Introduction to Neo-Classical Economics

Neo-classical economics began around the turn of the century. It provided more analysis on the processes through which the market system allocates  economic resources. The application of supply and demand curves, micro-economics and price theory helped to calm many of the disquieting aspects that Marx had created around classical economics. It accomplished this by ignoring the class division and working from the assumption of the existence of the “autonomous” rational wealth maximizer as subject for study.

Alfred Marshall was a professor at Cambridge in the late 1890’s. He created the idea that supply and demand can be used to determine a fair price for the exchange of commodities in an industrialized society. These mathematical equilibrium curves assume that people act as rational agents pursuing economic ends. Another assumption required was formulated in Say’s Law, which says that all income must be spent. Hoarding was seen as irrational, and the cause of a poor economic climate. The interaction of rational economic consumers and producers was suppose to create an equilibrium and fair price, so long as rational economic actors sought to maximize wealth.
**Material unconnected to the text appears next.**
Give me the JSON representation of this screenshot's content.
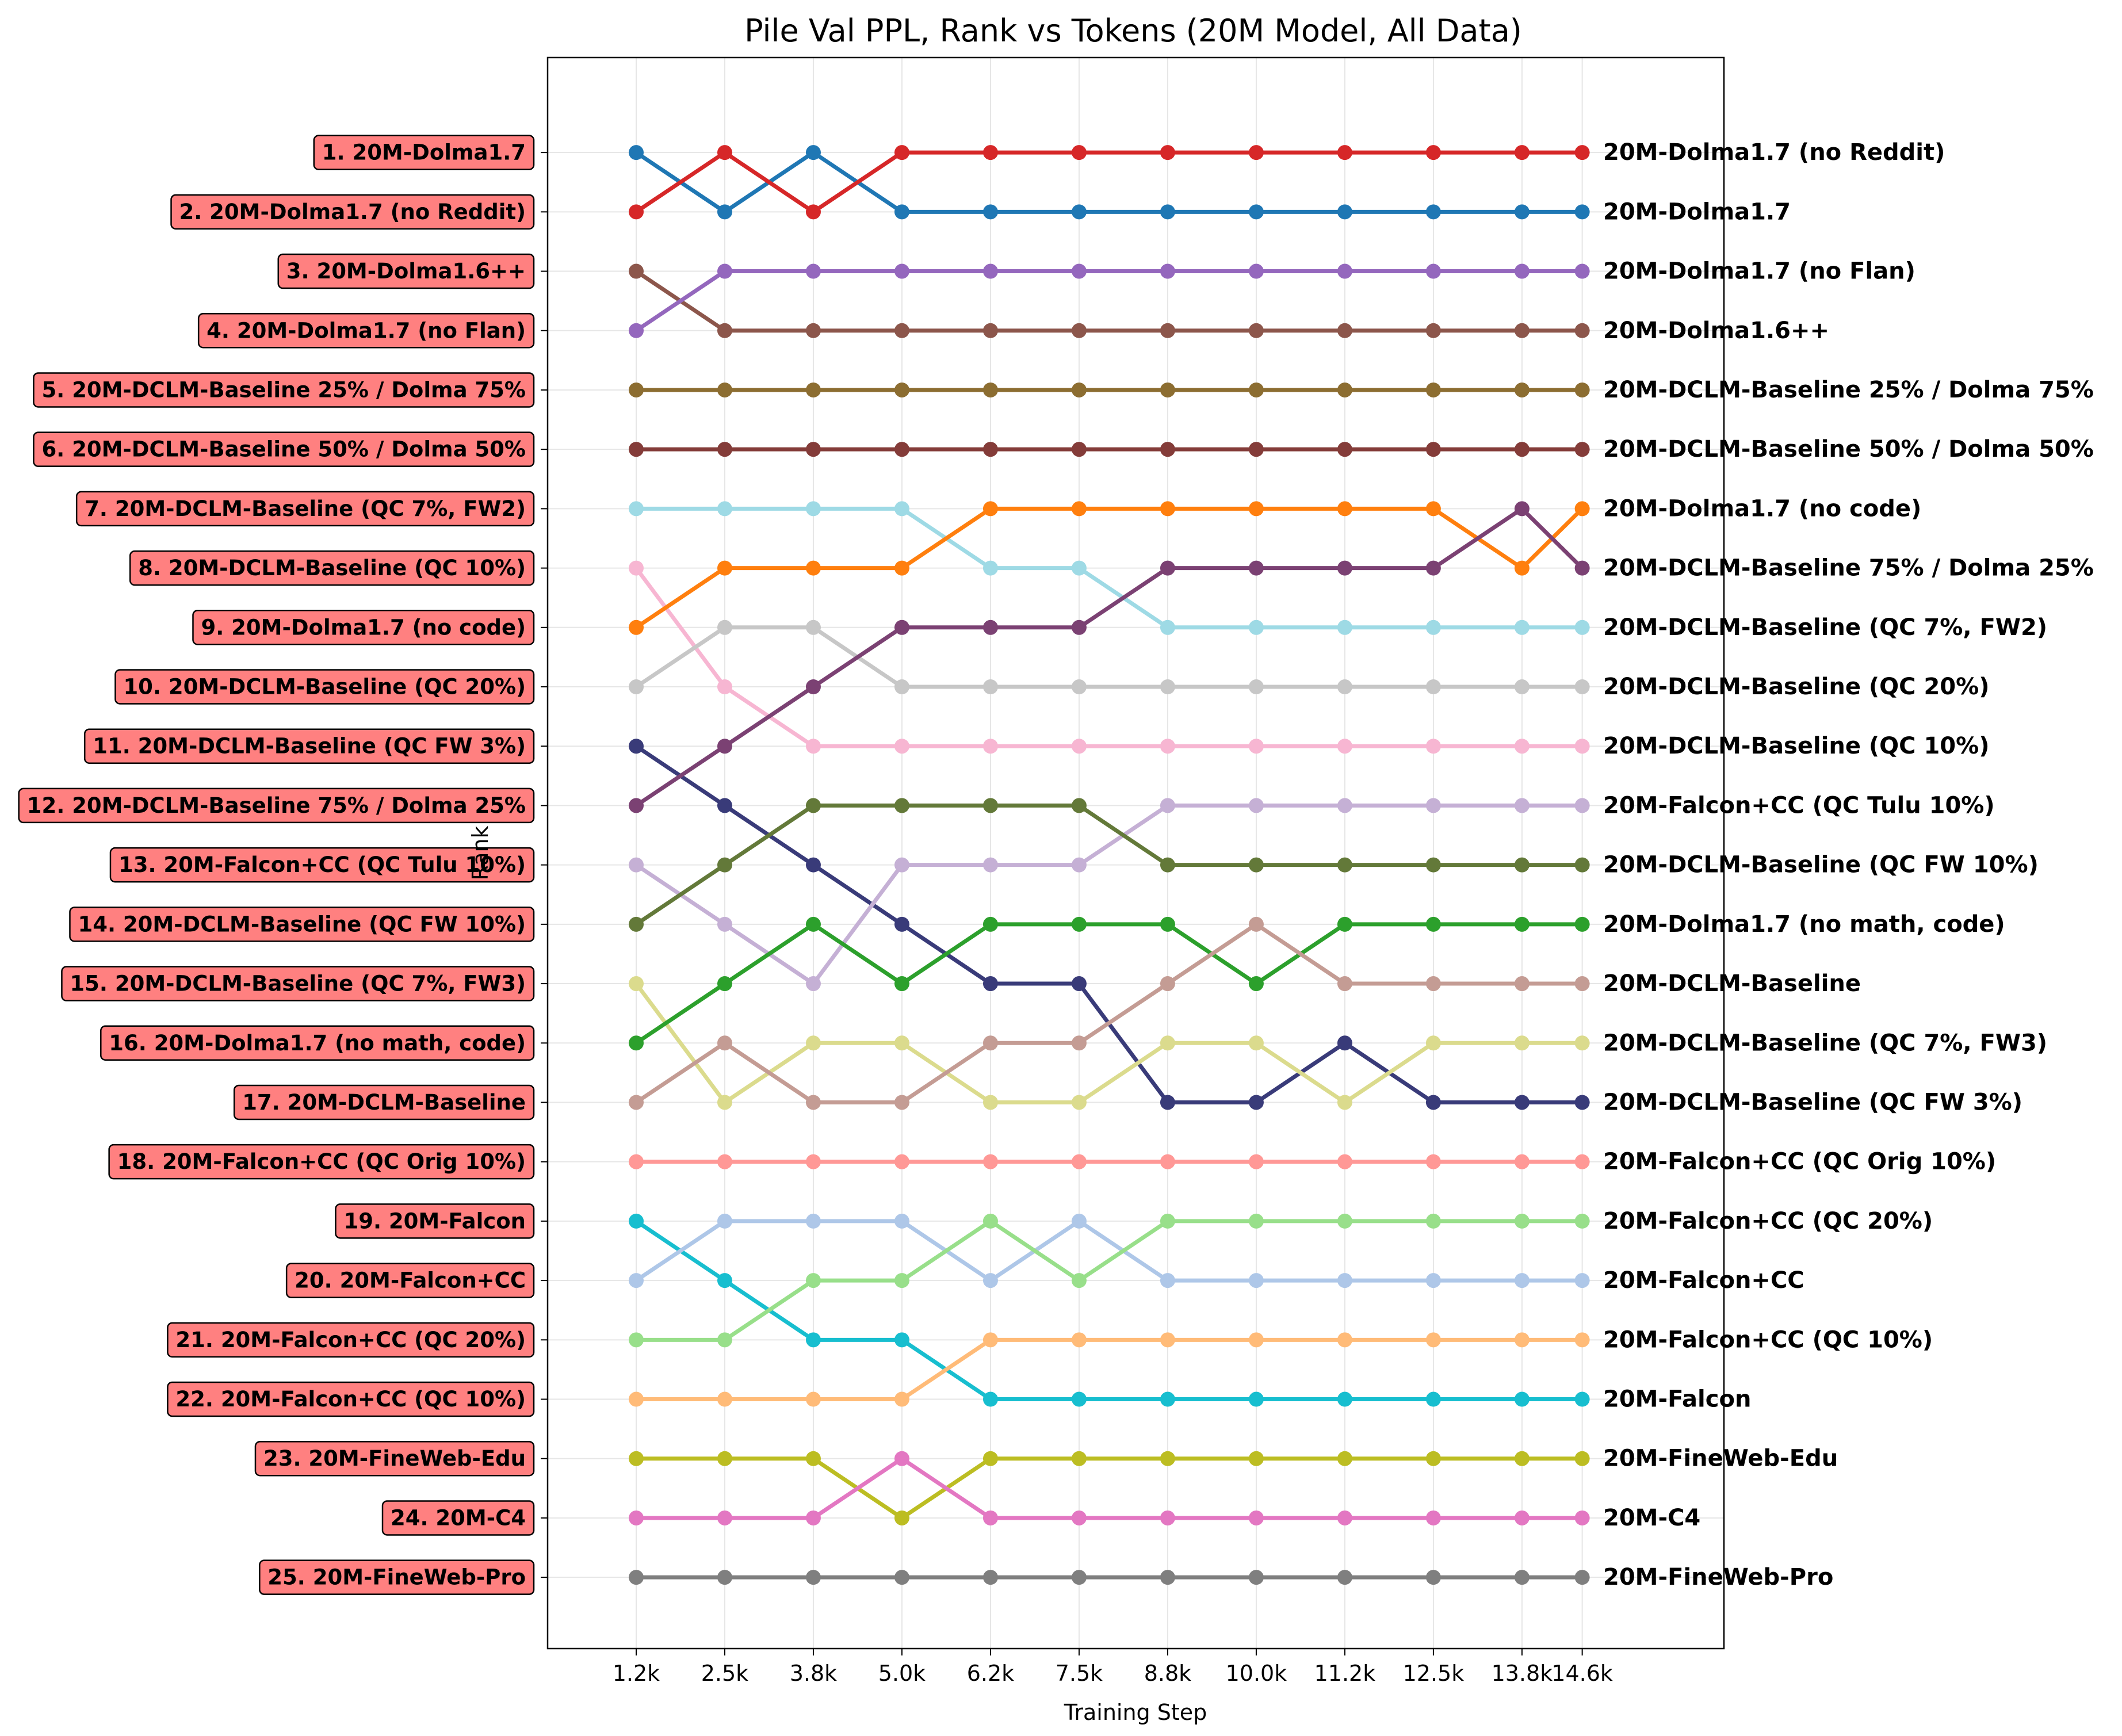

In this environment, market objects gravitate toward optimum value and use, wasting nothing. Government intervention was seen to bear a heavy responsibility for waste, inefficiency and misallocation of economic resources.

The neo-classical preoccupation with efficiency in production and exchange diverted attention from distributional inequality and from divergent interests of various groups within society, while focusing on the myth of the rational person as a conforming economic agent. Although Marshall himself warned against using this fiction as justification or explanation of the reality of economics, (because people made decisions for reasons other than maximizing wealth) many theorists since claimed that these models are mathematical formulas that actually govern market situations and decisions. The problem with the application of these ideas to real world is that they do not validly consider other rational goals beyond the accumulation of money. Environmental considerations and a host of other rational concerns not related to money should be included in the idea of a rational actor.

Economist promoted these ideas as truth gospel and strongly influenced turn-of-the-century, represented by the wide spread belief in laisse-faire market principles based on individual initiative and reward.